Kur'an-ı Kerim ve Türkçe Meali Sayfa 11
70. “Rabbine bizim için duâ et, onun mahiyetini bize açıkça bildirsin. Çünkü bizce birçok sığırlar birbirine benziyor. Allah dilerse elbette buluruz ve hidayete ereriz. ” dediler.
71. “Yeri sürmeyen, ekini sulamayan, boyunduruk altında ezilmemiş, kusursuz, alacasız bir sığır olduğunu söylüyor. ” demişti. “İşte şimdi gerçeği bildirdin. ” deyip sığırı kestiler. Az kalsın bunu yapmayacaklardı.
72. Siz bir kimseyi öldürmüş ve bunu birbirinize atmıştınız. Oysa Allah gizlediğinizi ortaya çıkaracaktır.
73. “Sığırın bir parçasıyla ona (öldürülene) vurun. ” dedik. İşte Allah ölüleri böyle diriltir. Size âyetlerini gösterir ki aklınızı başınıza alıp düşünesiniz.
74. Sonra bunun arkasından kalpleriniz yine katılaştı. Şimdi o kalpler taş gibidir, hatta daha da katıdır. Nitekim taşın öylesi vardır ki, içinden ırmaklar fışkırır. Öylesi de vardır ki, yarılıp ondan çeşme gibi su akar. Öylesi de vardır ki, Allah korkusundan yuvarlanır düşer. Allah yaptıklarınızı bilmez değildir.
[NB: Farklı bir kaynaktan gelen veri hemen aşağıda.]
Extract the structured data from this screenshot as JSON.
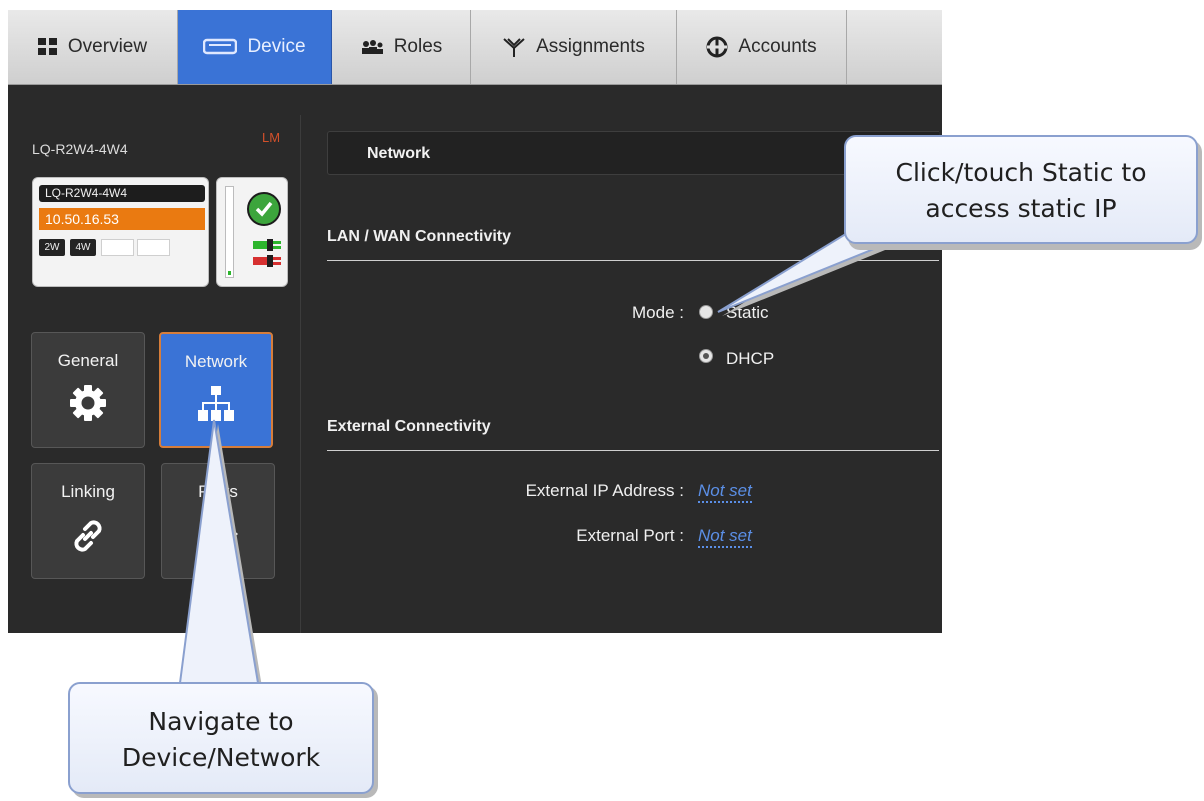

75. (Ey müminler!) Şimdi siz onların size inanacaklarını mı umuyorsunuz? Oysa onlardan (hahamlık eden) bir zümre vardı ki, Allah'ın kelâmını (Tevrat'ı) işitirler de iyice anladıkları halde onu bile bile tahrif eder (değiştirirler) di.
76. (Yahudi münafıklar) müminlerle karşılaştıkları zaman: “Biz de iman ettik. ” derler. Birbirleriyle başbaşa kaldıklarında ise: “Allah'ın size açtıklarını, Rabbiniz katında sizin aleyhinizde kullansınlar diye mi onlara söylüyorsunuz? Bunları hiç düşünemiyor musunuz?” derler.